Outside the funeral procession waited, thousands of mourners weeping and crying. There were no colours, no dyed fabrics or rich jewellery. Every person wore a white cloth now stained with mud and ash. Their hair was loose and tangled, as was mine and the King’s. Four sacrificial oxen lowed their displeasure, children cried and the chorus never ceased of women calling for the Osiris-Amenhotep to return. They wailed:
Come to thy house, thy lovers, thy sisters.
Overhead, no good birds flew, but the birds of ill-omen, the vulture and the crow. The vulture was the Goddess Renennet once, before Aten had come upon us. Now she was just a carrion-eating bird. On consideration, I liked the goddess better.
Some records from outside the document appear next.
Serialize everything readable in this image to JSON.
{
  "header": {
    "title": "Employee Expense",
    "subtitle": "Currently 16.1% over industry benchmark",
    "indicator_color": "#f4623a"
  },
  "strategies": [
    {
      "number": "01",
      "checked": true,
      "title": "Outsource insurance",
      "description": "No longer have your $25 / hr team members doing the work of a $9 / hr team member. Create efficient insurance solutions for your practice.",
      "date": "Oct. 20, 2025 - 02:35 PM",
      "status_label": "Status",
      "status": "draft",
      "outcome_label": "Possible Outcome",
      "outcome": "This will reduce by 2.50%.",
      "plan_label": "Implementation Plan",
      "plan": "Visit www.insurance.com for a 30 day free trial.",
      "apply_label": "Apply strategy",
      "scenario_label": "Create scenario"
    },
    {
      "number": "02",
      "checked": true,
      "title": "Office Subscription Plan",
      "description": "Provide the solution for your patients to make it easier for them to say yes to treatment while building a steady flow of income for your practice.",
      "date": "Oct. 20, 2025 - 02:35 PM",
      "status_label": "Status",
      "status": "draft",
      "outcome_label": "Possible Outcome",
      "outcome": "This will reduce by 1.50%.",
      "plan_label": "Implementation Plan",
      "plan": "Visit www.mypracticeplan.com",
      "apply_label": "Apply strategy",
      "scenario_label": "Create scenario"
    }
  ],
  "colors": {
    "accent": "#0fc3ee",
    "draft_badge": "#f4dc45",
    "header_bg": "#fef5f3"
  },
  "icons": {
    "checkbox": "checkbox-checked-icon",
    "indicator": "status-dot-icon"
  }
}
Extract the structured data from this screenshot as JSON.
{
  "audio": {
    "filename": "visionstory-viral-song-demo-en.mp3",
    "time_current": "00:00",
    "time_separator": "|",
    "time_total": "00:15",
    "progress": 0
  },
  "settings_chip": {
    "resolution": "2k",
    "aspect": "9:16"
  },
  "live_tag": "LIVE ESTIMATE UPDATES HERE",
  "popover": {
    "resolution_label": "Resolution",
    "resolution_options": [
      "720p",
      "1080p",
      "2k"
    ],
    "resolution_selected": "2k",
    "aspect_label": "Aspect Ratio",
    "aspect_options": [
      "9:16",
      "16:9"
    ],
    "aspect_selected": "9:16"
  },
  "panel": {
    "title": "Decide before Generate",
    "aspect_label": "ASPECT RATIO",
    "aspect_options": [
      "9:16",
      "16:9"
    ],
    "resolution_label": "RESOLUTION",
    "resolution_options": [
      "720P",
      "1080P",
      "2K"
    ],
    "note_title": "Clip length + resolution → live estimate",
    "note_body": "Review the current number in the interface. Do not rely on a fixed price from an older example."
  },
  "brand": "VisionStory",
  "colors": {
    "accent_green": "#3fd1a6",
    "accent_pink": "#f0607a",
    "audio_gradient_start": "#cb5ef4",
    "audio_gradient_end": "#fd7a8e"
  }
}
Akhnaten had almost conquered his loathing for the ceremony, overruled by his fear of his mother. He recited:
This libation is for thee, I have brought thee before the eye of Horus, that thy heart may be refreshed thereby. I have brought it unto thee so that no thirst may torment thee.
Queen Tiye was at the door of the tomb, linked with her daughters and the Priestess of Isis Mutnodjme; and Queen Tiye never took her eyes off her son for the whole long, long recital. Her obedient son, Akhnaten, who implored:
Open thy mouth, Osiris-Amenhotep
.
I cleanse thee, I cleanse thee, the fluid of life shall not be destroyed in thee.
He presented milk in a clay vessel.
Here is the nipple of the breast of thy sister Isis; milk of thy mother has found thy mouth.
The other Sem-priest, an ugly youth, took the vessel and put it on the sarcophagus; and my lord Akhnaten, presenting two iron instruments to the south and the north, continued:
Osiris-Amenhotep, the two gods have opened thy mouth.
He was doing quite well. I remembered what my master Ammemmes had said about fear being a bad teacher, but clearly it had done wonders for my lord’s powers of concentration.
Day hath made an offering for thee in the sky, and the south and the north have caused an offering to have been made. Night hath made an offering to thee, and south and north have caused an offering to be made. An offering hath been made to thee, thou seest the offering, thou hear’st it. The King giveth an offering to the ka of Osiris-Amenhotep.
He repeated this four times. He then began the long—and mostly jumbled and nonsensical—ritual involving cheeses, cakes, beer and perfumes, which seem to some scholars to relate to plays on words whose original meanings are forgotten.